O clássico do cinema e da cultura pop está prestes a ganhar uma nova e ambiciosa adaptação no Brasil. O Teatro Santander, que celebra 10 anos de atividades em março de 2026, anunciou a chegada do musical de O Diabo Veste Prada ao país. A estreia está prevista para fevereiro de 2027, consolidando o projeto como uma das principais apostas do teatro nacional nos próximos anos.

A montagem contará com trilha sonora original de Elton John e direção de José Possi Neto, nomes que reforçam o peso da produção.
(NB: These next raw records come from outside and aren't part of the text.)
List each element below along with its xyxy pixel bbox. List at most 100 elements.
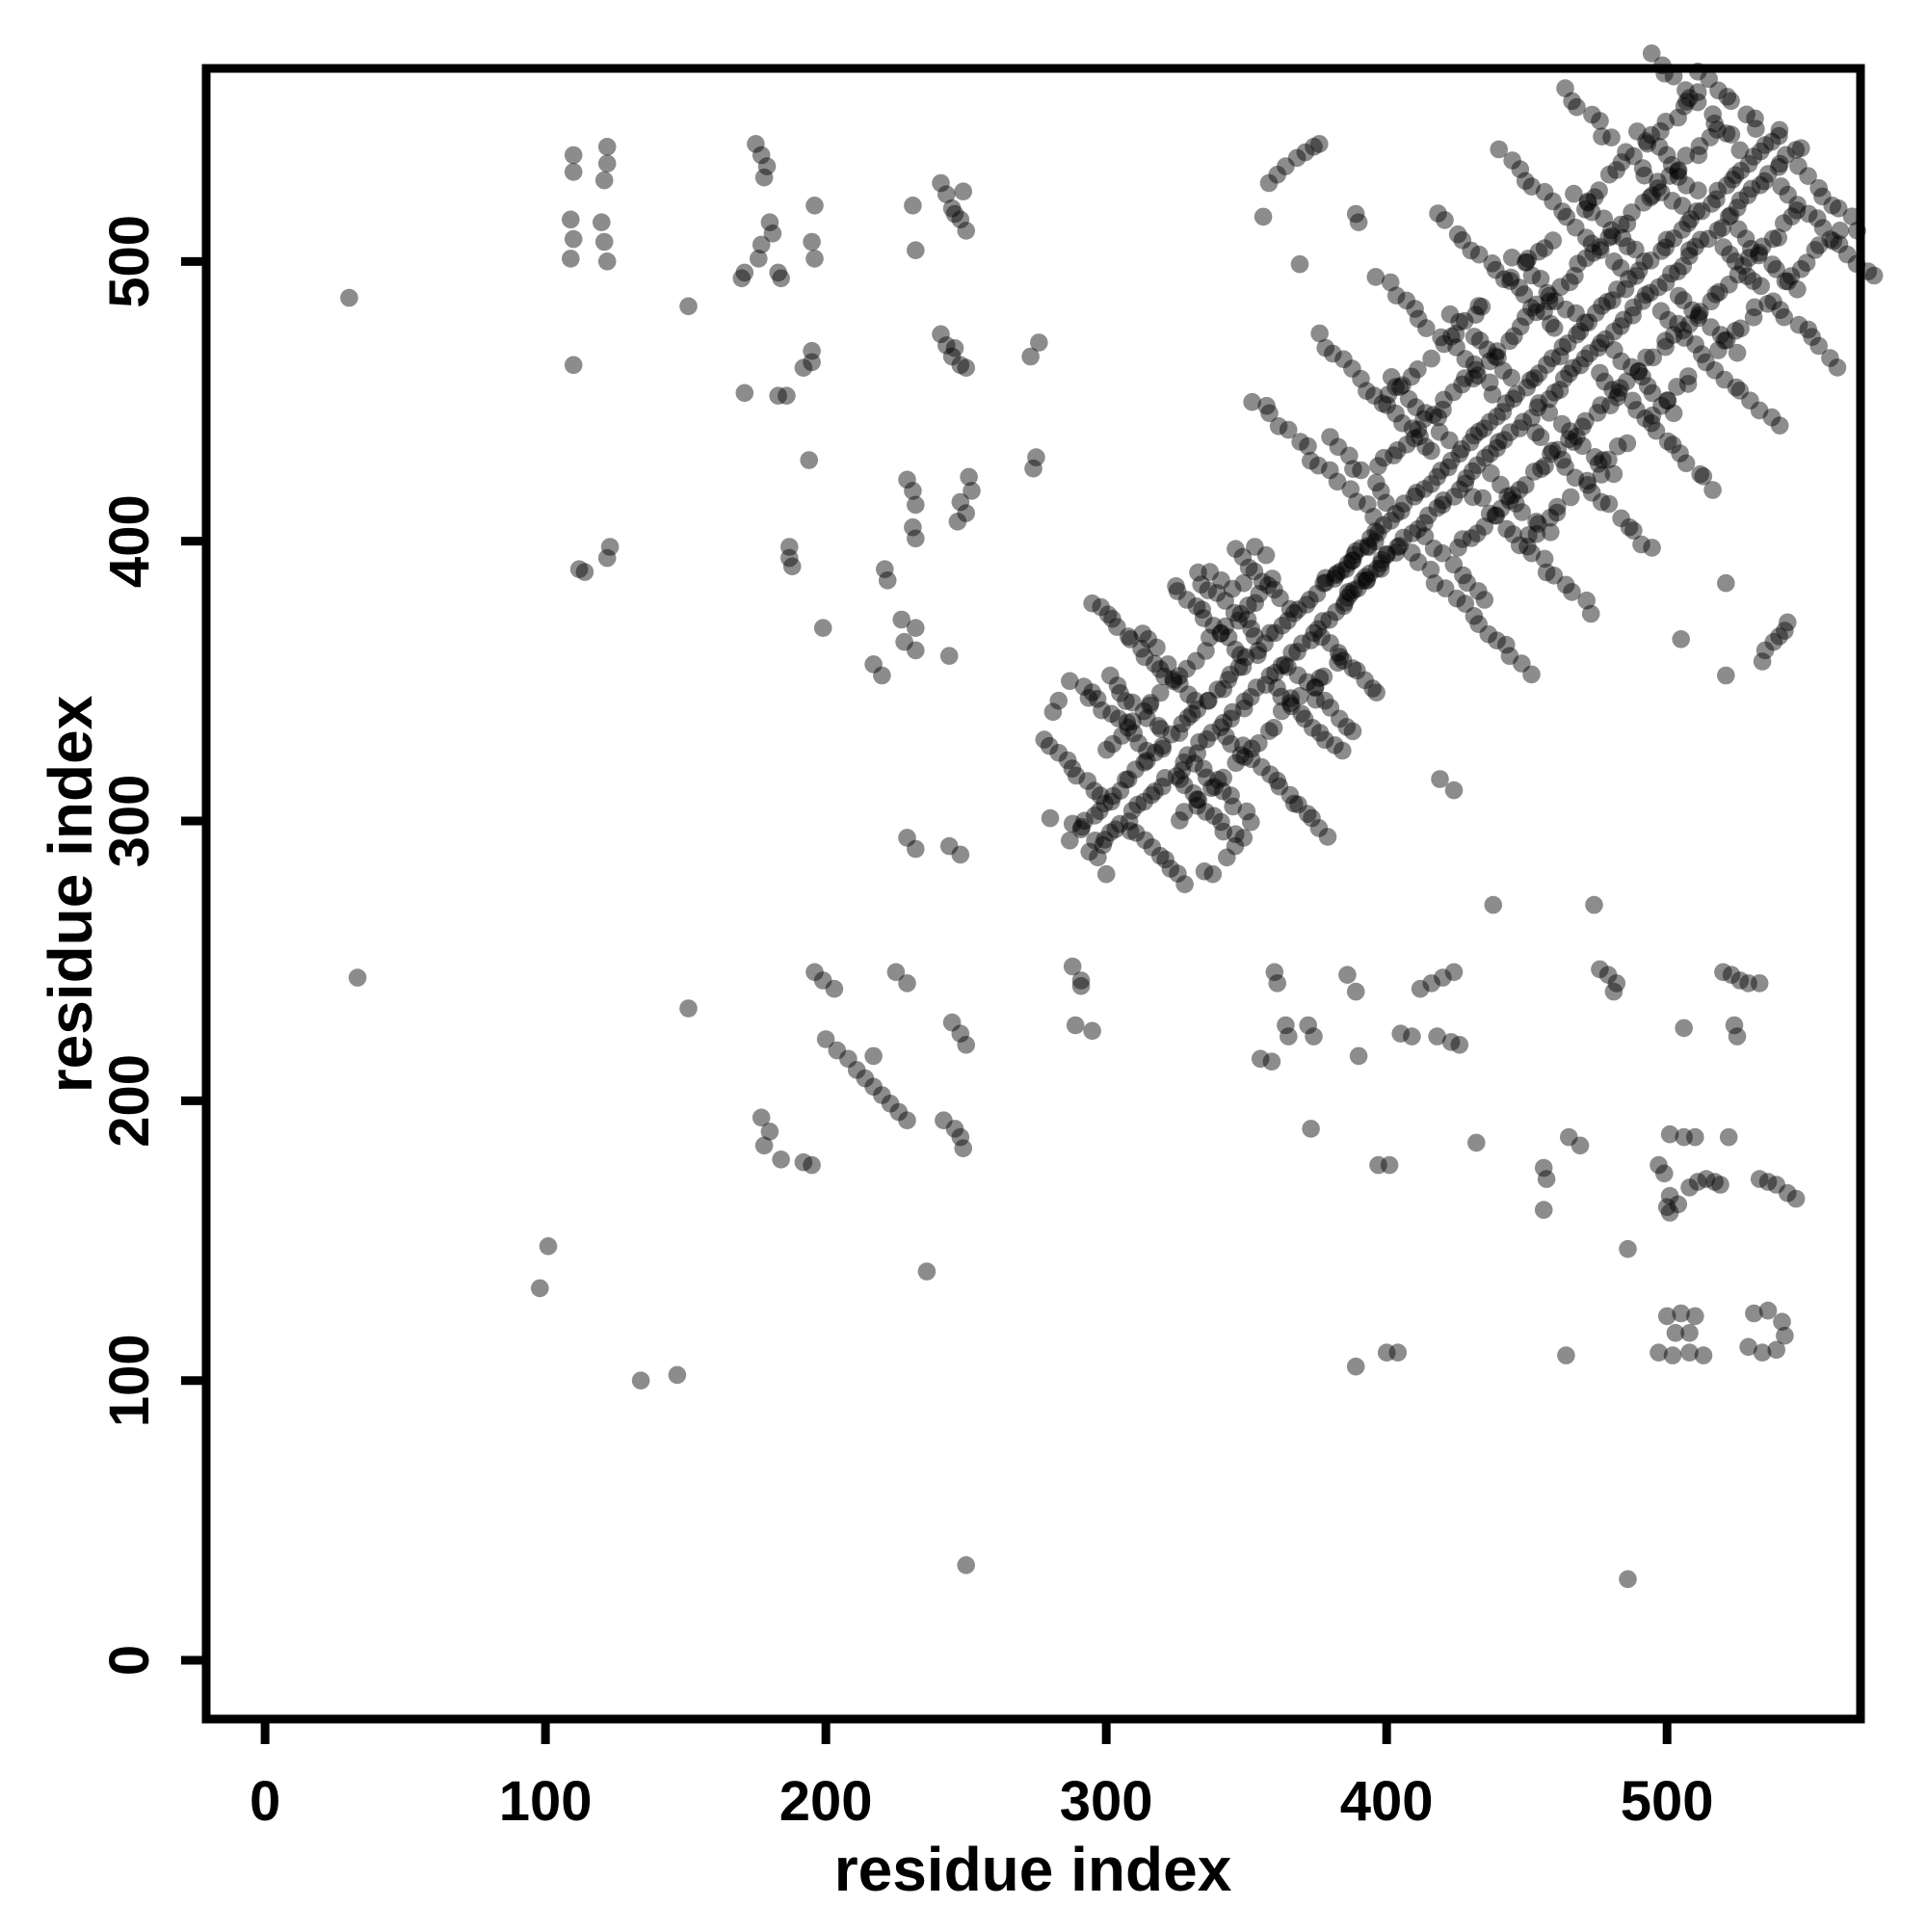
data-point — [1538, 283, 1557, 303]
data-point — [780, 538, 799, 556]
data-point — [1178, 746, 1197, 764]
data-point — [1315, 691, 1334, 710]
data-point — [1635, 252, 1653, 271]
data-point — [1779, 272, 1797, 291]
data-point — [1660, 167, 1679, 185]
data-point — [1085, 781, 1104, 800]
data-point — [772, 1151, 790, 1169]
data-point — [1705, 1173, 1724, 1191]
x-tick-label: 200 — [779, 1770, 873, 1833]
data-point — [1657, 230, 1676, 250]
data-point — [348, 968, 367, 987]
data-point — [1366, 268, 1386, 286]
data-point — [1513, 654, 1531, 673]
data-point — [1708, 181, 1727, 200]
data-point — [1514, 412, 1533, 432]
data-point — [1058, 751, 1077, 770]
data-point — [1652, 242, 1671, 260]
data-point — [907, 529, 925, 548]
data-point — [1488, 438, 1506, 458]
data-point — [1705, 361, 1725, 380]
data-point — [1664, 404, 1683, 423]
data-point — [1321, 634, 1339, 652]
data-point — [1334, 350, 1353, 369]
data-point — [1738, 267, 1756, 285]
data-point — [932, 325, 950, 344]
data-point — [1594, 451, 1612, 469]
data-point — [1563, 92, 1581, 111]
data-point — [1726, 252, 1745, 271]
data-point — [907, 641, 925, 660]
data-point — [1085, 807, 1104, 825]
data-point — [1407, 484, 1426, 502]
data-point — [1327, 602, 1345, 622]
data-point — [1214, 713, 1233, 732]
data-point — [1205, 778, 1224, 796]
data-point — [1544, 567, 1564, 585]
data-point — [1632, 535, 1650, 554]
data-point — [1393, 376, 1412, 395]
data-point — [1545, 292, 1565, 311]
data-point — [1367, 473, 1386, 492]
data-point — [1381, 273, 1400, 292]
data-point — [1444, 963, 1464, 982]
data-point — [1256, 675, 1275, 694]
data-point — [1619, 1570, 1637, 1589]
data-point — [1568, 427, 1586, 446]
data-point — [1242, 812, 1260, 832]
data-point — [1298, 805, 1317, 823]
data-point — [1201, 563, 1220, 581]
data-point — [1204, 807, 1224, 826]
data-point — [1467, 360, 1486, 380]
data-point — [1095, 794, 1114, 813]
data-point — [825, 979, 844, 998]
data-point — [1397, 291, 1416, 310]
data-point — [1139, 630, 1158, 648]
data-point — [1719, 207, 1738, 226]
data-point — [1642, 44, 1661, 63]
data-point — [1583, 105, 1601, 124]
data-point — [892, 610, 911, 629]
data-point — [1500, 647, 1519, 666]
data-point — [1552, 414, 1571, 434]
data-point — [1277, 157, 1295, 175]
data-point — [1782, 207, 1802, 225]
data-point — [1190, 732, 1208, 752]
data-point — [1469, 615, 1488, 633]
data-point — [1302, 1120, 1320, 1138]
data-point — [1545, 384, 1564, 402]
data-point — [904, 482, 922, 500]
data-point — [876, 560, 894, 578]
data-point — [1662, 156, 1681, 174]
data-point — [816, 1030, 835, 1048]
data-point — [1310, 669, 1330, 688]
data-point — [1402, 367, 1421, 386]
data-point — [1770, 120, 1789, 140]
data-point — [1642, 125, 1661, 145]
data-point — [1377, 493, 1395, 513]
data-point — [800, 451, 818, 469]
x-tick-label: 400 — [1340, 1770, 1434, 1833]
data-point — [1620, 517, 1639, 537]
data-point — [1604, 464, 1623, 484]
data-point — [1753, 237, 1772, 256]
data-point — [1304, 719, 1322, 737]
data-point — [1522, 177, 1541, 196]
data-point — [1510, 481, 1529, 499]
data-point — [1618, 434, 1637, 453]
data-point — [1714, 963, 1732, 982]
data-point — [1207, 584, 1227, 602]
data-point — [1674, 291, 1693, 309]
data-point — [1678, 375, 1698, 393]
data-point — [1602, 128, 1621, 146]
data-point — [1582, 484, 1601, 502]
data-point — [1691, 464, 1709, 484]
data-point — [1293, 634, 1311, 653]
data-point — [1634, 194, 1653, 212]
data-point — [1226, 836, 1245, 856]
data-point — [1074, 677, 1094, 696]
data-point — [1663, 436, 1682, 454]
data-point — [1155, 667, 1174, 686]
data-point — [1217, 727, 1235, 746]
O espetáculo será realizado pela Touché Entretenimento em parceria com a Artnic. As audições estão previstas para maio de 2026, em São Paulo, período em que também deve ser iniciada a venda de ingressos.
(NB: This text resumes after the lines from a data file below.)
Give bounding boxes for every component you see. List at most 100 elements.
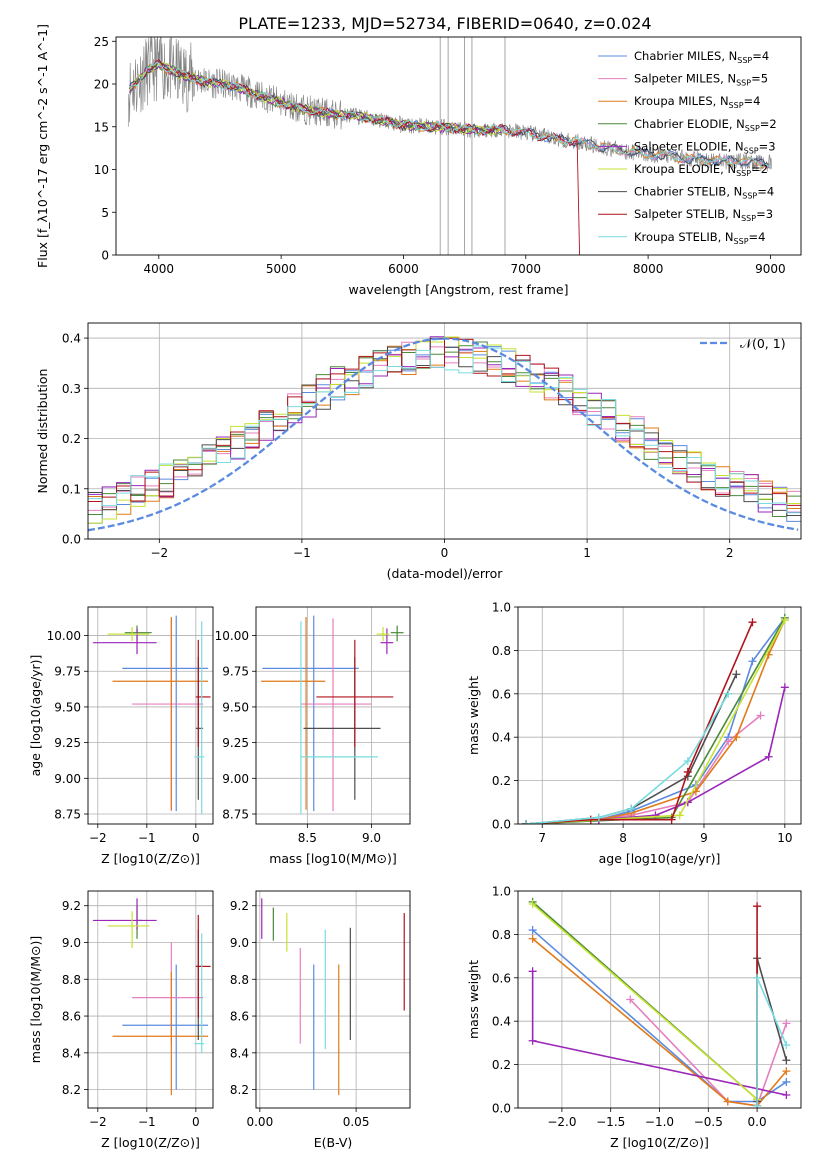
legend-label: Chabrier STELIB, NSSP=4 [634,185,774,201]
y-tick-label: 0.0 [62,533,81,547]
legend-label: Kroupa STELIB, NSSP=4 [634,230,765,246]
y-tick-label: 25 [94,35,109,49]
y-tick-label: 8.6 [62,1010,81,1024]
y-tick-label: 0.4 [62,332,81,346]
panel-mass_vs_EBV: 0.00 0.05 8.2 8.4 8.6 8.8 9.0 9.2 E(B-V) [230,890,411,1150]
mass-weight-point [528,967,537,976]
x-tick-label: 7 [538,831,546,845]
x-tick-label: −1 [293,546,311,560]
legend-subscript: SSP [734,237,749,246]
panel-age_vs_Z: −2 −1 0 8.75 9.00 9.25 9.50 9.75 10.00 Z [log10(Z… [28,606,214,866]
x-tick-label: −1 [138,1115,156,1129]
x-axis-label: (data-model)/error [387,566,504,581]
axes-frame [255,606,411,825]
y-tick-label: 10.00 [47,629,81,643]
mass-weight-point [627,804,636,813]
mass-weight-line [526,673,738,824]
y-tick-label: 20 [94,78,109,92]
y-tick-label: 8.75 [54,808,81,822]
y-tick-label: 9.75 [54,665,81,679]
x-tick-label: −1 [138,831,156,845]
x-axis-label: wavelength [Angstrom, rest frame] [348,282,568,297]
mass-weight-line [526,617,786,824]
y-tick-label: 8.2 [62,1083,81,1097]
plot-area-mass_vs_Z [92,898,211,1096]
y-tick-label: 9.0 [230,936,249,950]
y-tick-label: 0 [101,249,109,263]
mass-weight-point [667,815,676,824]
plot-area-massweight_vs_Z [528,897,791,1108]
y-tick-label: 0.2 [62,432,81,446]
legend-subscript: SSP [744,146,759,155]
legend-subscript: SSP [729,101,744,110]
y-tick-label: 9.00 [222,772,249,786]
y-axis-label: mass weight [466,676,481,755]
x-tick-label: 0.05 [343,1115,370,1129]
y-tick-label: 1.0 [492,601,511,615]
x-tick-label: 0 [441,546,449,560]
legend-label: Chabrier ELODIE, NSSP=2 [634,117,777,133]
y-tick-label: 0.4 [492,731,511,745]
spectrum-model-line [129,60,770,167]
x-axis-label: Z [log10(Z/Z⊙)] [610,1135,709,1150]
mass-weight-point [782,1056,791,1065]
legend-label: Salpeter STELIB, NSSP=3 [634,207,773,223]
legend-subscript: SSP [741,214,756,223]
panel-massweight_vs_Z: −2.0 −1.5 −1.0 −0.5 0.0 0.0 0.2 0.4 0.6 0.8 1.0 Z [… [466,885,802,1150]
mass-weight-point [780,616,789,625]
mass-weight-point [753,973,762,982]
y-tick-label: 5 [101,206,109,220]
y-tick-label: 8.4 [230,1046,249,1060]
panel-age_vs_mass: 8.5 9.0 8.75 9.00 9.25 9.50 9.75 10.00 mass [log… [215,606,411,866]
gaussian-legend-label: 𝒩(0, 1) [740,336,786,351]
mass-weight-point [782,1041,791,1050]
mass-weight-point [748,657,757,666]
mass-weight-line [532,903,758,1100]
mass-weight-point [522,820,531,824]
y-tick-label: 1.0 [492,885,511,899]
axes-frame [115,36,802,256]
y-tick-label: 9.25 [222,736,249,750]
y-axis-label: mass weight [466,960,481,1039]
figure-title: PLATE=1233, MJD=52734, FIBERID=0640, z=0… [238,14,651,33]
y-tick-label: 0.3 [62,382,81,396]
x-tick-label: 0 [192,831,200,845]
mass-weight-line [526,693,729,824]
y-tick-label: 9.75 [222,665,249,679]
y-tick-label: 9.2 [62,899,81,913]
mass-weight-point [594,813,603,822]
y-tick-label: 0.8 [492,644,511,658]
plot-area-residuals [88,336,801,532]
x-tick-label: 7000 [511,262,542,276]
mass-weight-point [683,767,692,776]
residual-histogram [88,345,801,514]
x-tick-label: −2 [89,831,107,845]
spectrum-legend: Chabrier MILES, NSSP=4 Salpeter MILES, NS… [598,49,777,246]
panel-mass_vs_Z: −2 −1 0 8.2 8.4 8.6 8.8 9.0 9.2 Z [log10(Z/Z⊙)] ma… [28,890,214,1150]
x-axis-label: E(B-V) [314,1135,353,1150]
plot-area-age_vs_mass [261,615,404,815]
x-tick-label: 10 [777,831,792,845]
mass-weight-point [782,1077,791,1086]
y-tick-label: 0.4 [492,1015,511,1029]
x-tick-label: −0.5 [694,1115,723,1129]
mass-weight-point [756,711,765,720]
mass-weight-point [782,1090,791,1099]
mass-weight-point [748,618,757,627]
x-tick-label: −2 [150,546,168,560]
mass-weight-point [732,733,741,742]
y-tick-label: 9.2 [230,899,249,913]
legend-label: Kroupa ELODIE, NSSP=2 [634,162,768,178]
legend-subscript: SSP [736,79,751,88]
x-tick-label: 9 [700,831,708,845]
mass-weight-line [526,621,754,824]
y-axis-label: mass [log10(M/M⊙)] [28,936,43,1064]
mass-weight-point [780,683,789,692]
plot-area-age_vs_Z [92,615,211,815]
mass-weight-point [586,815,595,824]
y-tick-label: 8.6 [230,1010,249,1024]
y-tick-label: 9.50 [54,700,81,714]
x-tick-label: −1.5 [596,1115,625,1129]
mass-weight-point [724,689,733,698]
y-tick-label: 8.2 [230,1083,249,1097]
Um sucesso global que chega direto ao Brasil

Inspirado no livro de Lauren Weisberger e em sua adaptação para o cinema, o musical já foi apresentado no West End, em Londres, onde registrou forte desempenho de público, ultrapassando a marca de um milhão de espectadores e acumulando sessões esgotadas.

A montagem que será apresentada no Brasil virá diretamente dessa temporada internacional, sem passar por outros mercados ou pela Broadway, movimento que evidencia a relevância do país no circuito global de grandes produções teatrais.
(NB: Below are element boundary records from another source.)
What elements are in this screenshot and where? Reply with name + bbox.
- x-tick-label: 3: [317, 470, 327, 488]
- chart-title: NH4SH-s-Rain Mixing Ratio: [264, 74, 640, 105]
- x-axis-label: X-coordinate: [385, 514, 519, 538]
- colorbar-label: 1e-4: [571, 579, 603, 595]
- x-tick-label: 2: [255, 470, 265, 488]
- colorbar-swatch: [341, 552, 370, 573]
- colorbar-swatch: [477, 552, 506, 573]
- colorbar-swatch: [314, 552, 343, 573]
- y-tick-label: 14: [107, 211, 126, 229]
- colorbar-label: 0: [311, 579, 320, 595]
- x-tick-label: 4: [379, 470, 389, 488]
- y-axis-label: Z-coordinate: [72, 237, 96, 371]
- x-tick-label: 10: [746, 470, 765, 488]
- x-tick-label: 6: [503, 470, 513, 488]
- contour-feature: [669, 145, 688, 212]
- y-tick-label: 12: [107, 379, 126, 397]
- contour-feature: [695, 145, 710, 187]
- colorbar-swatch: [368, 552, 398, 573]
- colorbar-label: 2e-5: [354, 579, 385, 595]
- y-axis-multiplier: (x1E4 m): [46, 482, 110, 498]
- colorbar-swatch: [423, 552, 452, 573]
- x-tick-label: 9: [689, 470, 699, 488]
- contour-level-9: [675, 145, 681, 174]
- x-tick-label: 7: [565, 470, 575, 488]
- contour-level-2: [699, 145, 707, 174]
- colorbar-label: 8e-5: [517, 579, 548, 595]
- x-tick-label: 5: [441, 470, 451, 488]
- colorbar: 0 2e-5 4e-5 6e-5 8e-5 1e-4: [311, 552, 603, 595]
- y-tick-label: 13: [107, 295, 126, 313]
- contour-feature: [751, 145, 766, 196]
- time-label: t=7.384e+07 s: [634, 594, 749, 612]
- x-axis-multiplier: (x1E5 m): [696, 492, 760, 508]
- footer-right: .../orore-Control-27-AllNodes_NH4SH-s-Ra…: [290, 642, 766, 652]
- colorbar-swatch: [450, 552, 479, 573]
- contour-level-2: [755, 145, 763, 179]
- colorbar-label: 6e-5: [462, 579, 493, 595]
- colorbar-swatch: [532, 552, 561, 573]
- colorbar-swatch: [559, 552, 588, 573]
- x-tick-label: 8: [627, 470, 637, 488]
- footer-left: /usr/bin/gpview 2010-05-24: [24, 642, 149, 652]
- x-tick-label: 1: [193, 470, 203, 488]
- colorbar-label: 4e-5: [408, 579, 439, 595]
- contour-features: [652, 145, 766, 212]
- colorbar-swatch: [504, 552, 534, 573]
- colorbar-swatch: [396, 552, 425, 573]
A história que conquistou o mundo

Lançado em 2006, O Diabo Veste Prada se consolidou como um dos filmes mais emblemáticos do gênero comédia dramática. Dirigido por David Frankel e roteirizado por Aline Brosh McKenna, o longa é baseado no livro homônimo publicado em 2003.

A trama acompanha a trajetória de Andrea “Andy” Sachs, uma jovem recém-formada que conquista um emprego na prestigiada revista de moda Runway, em Nova York. A oportunidade, no entanto, se revela desafiadora ao colocá-la sob o comando da exigente editora-chefe Miranda Priestly.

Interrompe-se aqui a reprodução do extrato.